A mainland travel firm buys
the isle company for approximately
$425 million in cash
By Russ Lynch
The cost to Cendant, a New York-based travel industry giant, will be more like $280 million, because Cheap Tickets has some $145 million in a mixture of cash in the bank and assets that are worth cash, but shareholders will get their $16.50 a share under a definitive agreement announced today.
The stock market reacted quickly, sending Cheap Tickets stock soaring nearly 40 percent in early trading on the Nasdaq exchange. By mid-afternoon, Cheap Tickets was up $4.50, or 38 percent, trading at $16.35 a share.
Cendant had revenues of $3.9 billion last year and has been on an acquisition campaign. The travel industry giant, which is also big in real estate and in commercial financing, recently announced a $3 billion deal to buy online travel business Galileo International. Employing some 57,000 people around the world, Cendant owns such brands as Avis, Days Inn, Howard Johnson, Ramada Inn and Travelodge.
The price is good news for Cheap Tickets founder Michael J. Hartley and his wife Sandra, who together own about 47 percent of the stock or more than 11 million shares, worth well over $180 million at the price Cendant agreed to pay.
Their profit will be much less after deducting the amount they paid for the shares and capital gains taxes. Still, it is a solid reward for the Hartleys, Honolulu residents who went deeply into personal debt to launch the company, a pioneer in making deals with airlines to pay very low prices for unsold seats and resell them at well below posted retail fares.
Hartley was also a pioneer of Internet travel sales, putting the discounted airline tickets business online in 1997 with the launch of the Web site http://www.cheaptickets.com.
The business later expanded into a retail travel agency as well, selling not just airline tickets but cruises, hotel rooms, rental cars and other travel services on commission.

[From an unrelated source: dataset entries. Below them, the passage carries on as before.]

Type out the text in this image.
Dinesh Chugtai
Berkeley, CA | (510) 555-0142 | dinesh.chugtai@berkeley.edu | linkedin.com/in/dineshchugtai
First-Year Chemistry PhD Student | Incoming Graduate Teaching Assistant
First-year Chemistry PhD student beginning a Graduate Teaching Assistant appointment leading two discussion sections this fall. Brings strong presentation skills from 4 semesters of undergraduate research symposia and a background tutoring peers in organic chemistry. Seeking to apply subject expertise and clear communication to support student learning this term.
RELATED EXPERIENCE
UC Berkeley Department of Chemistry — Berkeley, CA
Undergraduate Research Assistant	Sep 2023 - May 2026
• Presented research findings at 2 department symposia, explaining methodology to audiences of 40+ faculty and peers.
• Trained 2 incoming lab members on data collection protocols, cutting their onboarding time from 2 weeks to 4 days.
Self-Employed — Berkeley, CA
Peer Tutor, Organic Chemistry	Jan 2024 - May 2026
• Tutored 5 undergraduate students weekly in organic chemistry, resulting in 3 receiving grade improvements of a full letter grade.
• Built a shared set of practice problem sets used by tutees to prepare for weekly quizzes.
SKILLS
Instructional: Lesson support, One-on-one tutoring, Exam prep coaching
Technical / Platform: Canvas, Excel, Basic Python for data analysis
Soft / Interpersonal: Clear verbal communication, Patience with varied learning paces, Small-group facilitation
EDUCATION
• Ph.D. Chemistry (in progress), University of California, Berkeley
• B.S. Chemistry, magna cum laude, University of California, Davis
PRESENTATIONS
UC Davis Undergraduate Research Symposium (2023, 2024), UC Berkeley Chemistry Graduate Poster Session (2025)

In February, Hartley changed his title to executive chairman, from chief executive, and the CEO title went to Sam Galeotos, president and chief operating officer since October 1999.
Hartley, 51, said he wanted to work on long-term strategy and would work closely with Galeotos.

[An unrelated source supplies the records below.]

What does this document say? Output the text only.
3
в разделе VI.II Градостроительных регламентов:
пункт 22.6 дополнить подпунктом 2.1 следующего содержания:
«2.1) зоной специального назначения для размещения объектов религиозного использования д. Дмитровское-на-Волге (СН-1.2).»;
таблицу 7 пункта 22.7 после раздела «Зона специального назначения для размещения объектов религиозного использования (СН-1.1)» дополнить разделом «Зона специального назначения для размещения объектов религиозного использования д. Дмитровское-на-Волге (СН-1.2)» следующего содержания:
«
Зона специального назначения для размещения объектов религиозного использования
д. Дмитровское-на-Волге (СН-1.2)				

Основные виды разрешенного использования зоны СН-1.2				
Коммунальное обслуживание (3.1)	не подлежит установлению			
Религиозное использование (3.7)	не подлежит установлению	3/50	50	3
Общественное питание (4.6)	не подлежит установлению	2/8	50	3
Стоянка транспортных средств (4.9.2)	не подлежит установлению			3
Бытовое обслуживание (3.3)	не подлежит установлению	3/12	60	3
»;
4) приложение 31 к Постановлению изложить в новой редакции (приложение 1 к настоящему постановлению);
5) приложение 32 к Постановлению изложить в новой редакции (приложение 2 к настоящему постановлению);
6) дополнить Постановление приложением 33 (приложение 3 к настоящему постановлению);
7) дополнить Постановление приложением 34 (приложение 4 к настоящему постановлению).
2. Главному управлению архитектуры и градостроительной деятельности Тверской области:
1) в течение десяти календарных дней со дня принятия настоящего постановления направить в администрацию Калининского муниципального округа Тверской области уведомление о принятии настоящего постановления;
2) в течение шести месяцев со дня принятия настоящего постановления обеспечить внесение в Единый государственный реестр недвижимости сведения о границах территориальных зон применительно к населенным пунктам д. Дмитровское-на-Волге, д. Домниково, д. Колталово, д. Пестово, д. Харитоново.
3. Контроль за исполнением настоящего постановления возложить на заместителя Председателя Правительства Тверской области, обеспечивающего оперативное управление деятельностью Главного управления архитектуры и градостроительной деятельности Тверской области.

Cheap Tickets had gross sales of $666 million last year, up 34 percent from $495 million the previous year.
Cendant sees the company, which employs about 1,300 nationally and 440 in Hawaii, as a good mix with its business. Cendant has an affiliate called Travel Portal Inc.

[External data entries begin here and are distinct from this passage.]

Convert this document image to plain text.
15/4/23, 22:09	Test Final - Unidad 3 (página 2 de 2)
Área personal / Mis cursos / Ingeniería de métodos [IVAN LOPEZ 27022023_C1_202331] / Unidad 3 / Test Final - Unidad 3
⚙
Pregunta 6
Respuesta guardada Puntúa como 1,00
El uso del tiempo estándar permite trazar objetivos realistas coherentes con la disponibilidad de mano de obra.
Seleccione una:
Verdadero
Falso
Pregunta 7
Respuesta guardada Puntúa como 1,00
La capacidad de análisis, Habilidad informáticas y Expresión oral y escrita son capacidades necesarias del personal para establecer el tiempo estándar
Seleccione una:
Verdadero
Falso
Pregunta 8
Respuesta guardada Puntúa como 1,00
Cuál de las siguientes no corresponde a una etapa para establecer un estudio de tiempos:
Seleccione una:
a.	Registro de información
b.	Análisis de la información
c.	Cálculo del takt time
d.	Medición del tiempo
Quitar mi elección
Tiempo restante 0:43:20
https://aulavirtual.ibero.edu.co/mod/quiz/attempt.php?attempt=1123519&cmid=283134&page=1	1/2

The company said after the Cheap Tickets acquisition, which is expected to close this fall, Cheap Tickets' Internet business will be integrated into TPI and the Cheap Tickets call centers will come under the Cendant parent. The Web site accounts for about 40 percent of Cheap Tickets' gross travel bookings.
The companies were not saying today whether the deal will bring any changes to the employees.
Galeotos said in the news announcement issued before the stock markets opened that Cheap Tickets management "is very excited about joining Cendant and TPI."
Cheap Tickets Inc.>> Headquarters: Honolulu
>> Call centers: Honolulu; Los Angeles; Lake Port, Calif.; Colorado Springs, Colo.; and Tampa, Fla.
>> Founded: 1986 by ex-airline executive Michael J. Hartley
>> Stock: First issued in 1999. Trades on Nasdaq as CTIX
>> Business: Discount leisure travel, centered on unpublished airline fares at big discounts
>> Sales: $666 million gross bookings last year, expecting $800 million this year. Serves 3 million travelers a month through www.cheaptickets.com. Sells one ticket every 10.5 seconds
>> Employees: 1,300 overall, 440 in Hawaii.
>> The deal: New York-based travel industry giant Cendant Inc. will pay $16.50 a share for all CTIX shares, a total of $425 million cash. Deal to close this fall.